Publication information
- Publisher: DC Comics
- First appearance: Robin #2 (February 1991)
- Created by: Chuck Dixon (writer) Tom Lyle (artist)

In-story information
- Alter ego: Sir Edmund Dorrance
- Species: Human
- Team affiliations: Royal Artillery The Ghost Dragons Kobra Black Lantern Corps
- Abilities: Master martial artist Steel-reinforced spine

= King Snake =

King Snake (Sir Edmund Dorrance) is a character appearing in media published by DC Comics, usually as an adversary of Robin (Tim Drake) and Batman. Created by writer Chuck Dixon and artist Tom Lyle, King Snake first appeared in Robin #2 (1991). He is a master martial artist and the father of the villain Bane.

==Fictional character biography==
Edmund Dorrance is a member of the Royal Artillery who works as a mercenary, assisting anti-communism operations. While in Santa Prisca, Dorrance is attacked and blinded by gunfire. He flees the country, leaving behind a fellow rebel with whom he had had a one-night stand and subsequently impregnated. The woman and her son are imprisoned for Edmund's crimes, with the child growing up in prison to become Bane.

After escaping from Santa Prisca, Dorrance moves to Hong Kong and establishes himself as a drug dealer known as King Snake, masquerading as a legitimate businessman. Lady Shiva pursues King Snake, wishing to face him in battle due to his martial arts prowess. Shiva and Robin attack King Snake, who breaks his back after falling off a building.

King Snake later recovers and has his spine reinforced with steel. He joins the terrorist cult Kobra and attempts to become its leader, known as Lord Naja-Naja.
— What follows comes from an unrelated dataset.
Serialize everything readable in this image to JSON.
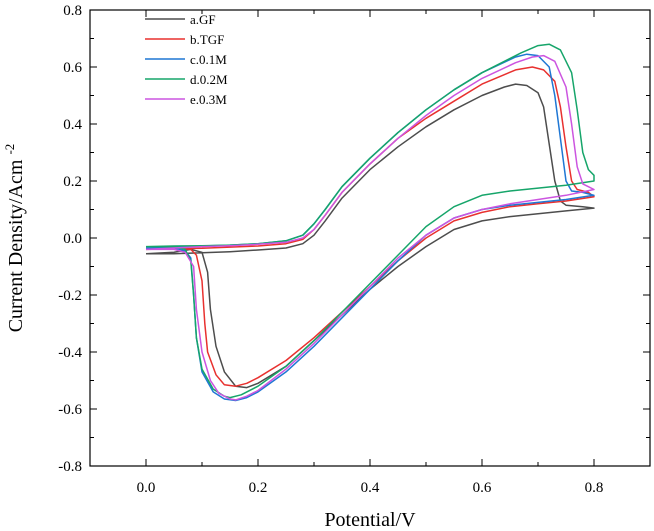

King Snake has his eyes healed using a Lazarus Pit, but is blinded again by Robin. After learning that King Snake is his father, Bane tracks him down and battles him. Bane attempts to kill King Snake several times, but refrains from doing so. In the resulting struggle despite the arrival of Batman and Robin, King Snake falls down a deep crevice towards his death.

During the 2009 storyline "Blackest Night", King Snake was resurrected as a member of the Black Lantern Corps. King Snake returned following "The New 52" and "DC Rebirth" relaunches, which rebooted the continuity of the DC universe.

==Powers and abilities==
King Snake has no superhuman powers. However, he is a master of several of the world's most deadly martial arts. After being blinded during an operation in Santa Prisca, he hones his other senses to compensate. In addition, he also has a steel-reinforced spine.

==In other media==
- King Snake appears in Batman: Soul of the Dragon, voiced by Patrick Seitz.
- King Snake appears as a character summon in Scribblenauts Unmasked: A DC Comics Adventure.